XXVIII. ~Buzlar Vadisi~

5.4K 362 269
                                    

Oy ve yorum yapmayı unutmayın ♡
Keyfli okumalar💖

Geçmişten Bir Kesit

Ares Labrenos

Sıra sıra dizilmiş onlarca kötü ruh ile karşı karşıya gelmiştim. Tekrar kalanlar ile yine karşıma dizilmiş bekliyordu. Ben ve en az onun ordusu kadar olan ordum. Bir günden beri buradaydı. Ordusunun yarısını yok etsem de yenilgiyi kabul etmediği için yine karşıma gelmişti.

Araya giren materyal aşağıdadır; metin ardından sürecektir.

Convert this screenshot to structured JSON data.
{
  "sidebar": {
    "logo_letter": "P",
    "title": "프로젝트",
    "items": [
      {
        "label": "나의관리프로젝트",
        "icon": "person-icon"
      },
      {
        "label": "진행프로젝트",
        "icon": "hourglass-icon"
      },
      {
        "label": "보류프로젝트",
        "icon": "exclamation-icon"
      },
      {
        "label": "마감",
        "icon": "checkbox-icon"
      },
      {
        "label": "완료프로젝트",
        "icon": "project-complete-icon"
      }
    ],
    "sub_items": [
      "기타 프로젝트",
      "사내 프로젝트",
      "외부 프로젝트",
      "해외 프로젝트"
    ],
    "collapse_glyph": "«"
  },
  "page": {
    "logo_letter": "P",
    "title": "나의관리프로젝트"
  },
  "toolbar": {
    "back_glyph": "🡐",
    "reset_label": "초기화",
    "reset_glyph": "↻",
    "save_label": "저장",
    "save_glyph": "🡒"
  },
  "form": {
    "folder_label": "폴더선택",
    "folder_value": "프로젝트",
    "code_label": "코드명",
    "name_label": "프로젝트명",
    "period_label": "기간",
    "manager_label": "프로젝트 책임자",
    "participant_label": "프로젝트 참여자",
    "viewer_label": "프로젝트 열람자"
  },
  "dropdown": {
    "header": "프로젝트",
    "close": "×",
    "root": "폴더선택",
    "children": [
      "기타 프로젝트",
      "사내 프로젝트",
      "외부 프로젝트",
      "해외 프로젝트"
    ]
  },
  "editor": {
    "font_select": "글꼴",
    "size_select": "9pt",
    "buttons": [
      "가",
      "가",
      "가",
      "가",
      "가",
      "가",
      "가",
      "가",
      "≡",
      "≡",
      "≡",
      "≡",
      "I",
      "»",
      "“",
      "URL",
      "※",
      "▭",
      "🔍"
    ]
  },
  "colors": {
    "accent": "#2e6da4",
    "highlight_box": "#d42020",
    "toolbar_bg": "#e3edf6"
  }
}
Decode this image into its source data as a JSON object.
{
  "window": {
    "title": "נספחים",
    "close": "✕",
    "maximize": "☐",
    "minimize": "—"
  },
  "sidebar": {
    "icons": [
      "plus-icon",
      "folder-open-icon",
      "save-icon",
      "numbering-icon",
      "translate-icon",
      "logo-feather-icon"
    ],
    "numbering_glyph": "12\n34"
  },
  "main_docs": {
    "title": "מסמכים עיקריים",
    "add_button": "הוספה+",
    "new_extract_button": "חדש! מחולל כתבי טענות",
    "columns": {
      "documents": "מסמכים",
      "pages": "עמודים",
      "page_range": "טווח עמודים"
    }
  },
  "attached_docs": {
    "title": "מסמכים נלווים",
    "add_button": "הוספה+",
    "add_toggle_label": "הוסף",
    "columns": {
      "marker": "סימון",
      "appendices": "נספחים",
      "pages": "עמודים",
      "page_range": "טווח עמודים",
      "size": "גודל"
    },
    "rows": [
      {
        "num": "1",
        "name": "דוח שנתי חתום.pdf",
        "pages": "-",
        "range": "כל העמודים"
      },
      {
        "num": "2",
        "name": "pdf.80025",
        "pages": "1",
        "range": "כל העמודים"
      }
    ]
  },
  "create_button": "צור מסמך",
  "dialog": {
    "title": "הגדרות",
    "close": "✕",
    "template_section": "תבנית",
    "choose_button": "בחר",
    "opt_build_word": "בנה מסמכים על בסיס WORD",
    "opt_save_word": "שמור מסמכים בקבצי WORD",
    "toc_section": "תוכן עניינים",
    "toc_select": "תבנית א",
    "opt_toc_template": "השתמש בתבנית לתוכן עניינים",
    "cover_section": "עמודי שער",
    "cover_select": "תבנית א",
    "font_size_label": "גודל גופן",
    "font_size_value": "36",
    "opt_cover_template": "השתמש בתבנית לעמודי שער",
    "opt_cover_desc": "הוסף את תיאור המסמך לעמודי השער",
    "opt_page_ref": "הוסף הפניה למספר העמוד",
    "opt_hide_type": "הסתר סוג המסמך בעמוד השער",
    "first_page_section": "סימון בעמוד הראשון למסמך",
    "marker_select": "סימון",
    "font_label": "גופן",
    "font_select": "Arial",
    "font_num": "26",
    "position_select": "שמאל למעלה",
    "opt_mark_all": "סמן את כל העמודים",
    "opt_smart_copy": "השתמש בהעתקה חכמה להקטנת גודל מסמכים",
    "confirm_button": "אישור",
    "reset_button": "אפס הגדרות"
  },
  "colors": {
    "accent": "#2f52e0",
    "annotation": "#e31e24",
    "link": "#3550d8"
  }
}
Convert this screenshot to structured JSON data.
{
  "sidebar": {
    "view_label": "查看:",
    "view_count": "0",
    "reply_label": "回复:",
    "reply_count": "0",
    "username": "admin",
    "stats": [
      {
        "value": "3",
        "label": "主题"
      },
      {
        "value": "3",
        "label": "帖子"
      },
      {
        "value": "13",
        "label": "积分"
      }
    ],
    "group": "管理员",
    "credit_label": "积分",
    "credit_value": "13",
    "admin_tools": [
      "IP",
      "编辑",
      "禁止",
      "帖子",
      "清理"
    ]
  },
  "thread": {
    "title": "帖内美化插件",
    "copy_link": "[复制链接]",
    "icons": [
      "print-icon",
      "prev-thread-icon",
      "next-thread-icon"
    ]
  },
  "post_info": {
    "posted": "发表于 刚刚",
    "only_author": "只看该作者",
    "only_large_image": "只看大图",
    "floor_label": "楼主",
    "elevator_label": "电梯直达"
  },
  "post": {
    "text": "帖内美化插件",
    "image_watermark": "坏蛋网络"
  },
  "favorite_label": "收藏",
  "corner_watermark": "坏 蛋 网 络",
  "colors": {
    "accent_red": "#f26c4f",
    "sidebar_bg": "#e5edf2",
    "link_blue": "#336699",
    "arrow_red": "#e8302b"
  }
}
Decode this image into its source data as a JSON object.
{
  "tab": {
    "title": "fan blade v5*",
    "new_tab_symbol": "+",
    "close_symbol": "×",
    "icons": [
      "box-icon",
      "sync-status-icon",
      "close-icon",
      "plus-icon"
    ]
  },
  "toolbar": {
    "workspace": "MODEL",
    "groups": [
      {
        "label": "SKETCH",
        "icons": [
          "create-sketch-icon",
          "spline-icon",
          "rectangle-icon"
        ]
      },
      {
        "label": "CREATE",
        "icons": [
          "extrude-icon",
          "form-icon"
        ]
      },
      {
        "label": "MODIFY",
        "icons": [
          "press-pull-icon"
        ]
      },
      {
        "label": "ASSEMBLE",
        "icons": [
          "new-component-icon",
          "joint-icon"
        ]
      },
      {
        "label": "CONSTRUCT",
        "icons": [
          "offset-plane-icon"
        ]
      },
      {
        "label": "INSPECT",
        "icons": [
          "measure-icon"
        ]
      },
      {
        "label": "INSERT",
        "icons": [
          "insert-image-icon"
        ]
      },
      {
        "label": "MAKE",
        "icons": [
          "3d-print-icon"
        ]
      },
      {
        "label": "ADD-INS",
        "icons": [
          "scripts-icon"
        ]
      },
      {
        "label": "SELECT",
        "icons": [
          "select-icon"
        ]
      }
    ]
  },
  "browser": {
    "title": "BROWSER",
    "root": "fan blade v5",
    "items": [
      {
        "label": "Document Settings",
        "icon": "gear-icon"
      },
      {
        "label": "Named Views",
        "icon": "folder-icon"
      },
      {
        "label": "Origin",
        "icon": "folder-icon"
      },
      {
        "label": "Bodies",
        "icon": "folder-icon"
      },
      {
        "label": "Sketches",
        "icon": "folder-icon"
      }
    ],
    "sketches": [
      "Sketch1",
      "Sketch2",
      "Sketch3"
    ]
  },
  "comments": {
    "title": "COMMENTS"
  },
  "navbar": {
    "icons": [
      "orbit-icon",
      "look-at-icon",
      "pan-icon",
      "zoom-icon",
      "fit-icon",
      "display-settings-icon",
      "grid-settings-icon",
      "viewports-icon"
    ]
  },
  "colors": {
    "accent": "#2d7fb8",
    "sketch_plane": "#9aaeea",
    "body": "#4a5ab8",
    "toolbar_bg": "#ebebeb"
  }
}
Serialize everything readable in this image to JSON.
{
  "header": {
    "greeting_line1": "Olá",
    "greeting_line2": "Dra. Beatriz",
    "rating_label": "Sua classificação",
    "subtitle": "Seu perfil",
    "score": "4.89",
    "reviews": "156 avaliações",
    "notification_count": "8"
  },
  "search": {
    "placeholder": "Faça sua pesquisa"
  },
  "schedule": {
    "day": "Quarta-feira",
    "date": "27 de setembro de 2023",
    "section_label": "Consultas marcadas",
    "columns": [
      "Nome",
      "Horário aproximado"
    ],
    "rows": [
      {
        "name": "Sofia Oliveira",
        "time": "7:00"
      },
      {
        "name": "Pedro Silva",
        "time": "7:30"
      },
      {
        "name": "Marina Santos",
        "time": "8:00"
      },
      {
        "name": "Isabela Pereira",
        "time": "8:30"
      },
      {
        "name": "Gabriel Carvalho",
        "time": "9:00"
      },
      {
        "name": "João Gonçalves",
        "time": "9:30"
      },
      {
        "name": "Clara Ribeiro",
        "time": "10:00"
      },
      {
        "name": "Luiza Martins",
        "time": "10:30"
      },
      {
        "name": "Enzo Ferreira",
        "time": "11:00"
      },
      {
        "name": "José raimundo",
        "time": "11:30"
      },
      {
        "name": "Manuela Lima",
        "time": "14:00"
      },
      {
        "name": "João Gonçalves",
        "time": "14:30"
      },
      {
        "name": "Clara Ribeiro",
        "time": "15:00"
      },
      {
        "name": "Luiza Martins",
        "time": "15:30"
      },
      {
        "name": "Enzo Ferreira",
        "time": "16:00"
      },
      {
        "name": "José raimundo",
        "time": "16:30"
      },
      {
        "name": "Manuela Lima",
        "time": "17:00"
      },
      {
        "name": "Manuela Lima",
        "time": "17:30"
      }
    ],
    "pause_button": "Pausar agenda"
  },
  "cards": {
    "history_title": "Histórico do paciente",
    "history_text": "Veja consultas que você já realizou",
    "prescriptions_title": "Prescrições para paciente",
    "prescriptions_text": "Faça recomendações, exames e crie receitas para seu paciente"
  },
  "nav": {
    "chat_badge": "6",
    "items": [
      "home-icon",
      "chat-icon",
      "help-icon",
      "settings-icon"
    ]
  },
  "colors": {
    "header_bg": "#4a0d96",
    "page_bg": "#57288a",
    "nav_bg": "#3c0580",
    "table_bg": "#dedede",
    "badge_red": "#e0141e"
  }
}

Yaklaşık iki metre ötemde yer alan Zern elindeki kılıcı yere doğru savurmuş tam karşımda beklemekteydi. Gözlerimiz birbirine her değişinde uzakta olsa bile göz renginin kızıla çaldığını fark etmeyecek kör değildim.

Şeytanın gözleri ile görüyordu. Onun penceresinden beni seyrediyordu. Bu gün buradan bir taraf büyük bozguna uğrayacaktı. Bir tarafın canı diğer tarafa göre daha fazla yanacaktı.

Birkaç adım geri çekildim. Henüz tanrısal boyuta geçmemiştim. O da şeytanın görünümünde değildi şimdilik.

"Seninle savaşmaya gelmedim Zern. " cümlemin hemen ardından büyük bir kahkaha yükseldi. Bu demek oluyordu ki o benim ile aynı fikirde değildi.

"Ares Labrenos, sence buraya seni görmek için mi geldim?" O gibi gülen kişi bu sefer bendim. Ve o bundan rahatsız olmuşa benziyordu.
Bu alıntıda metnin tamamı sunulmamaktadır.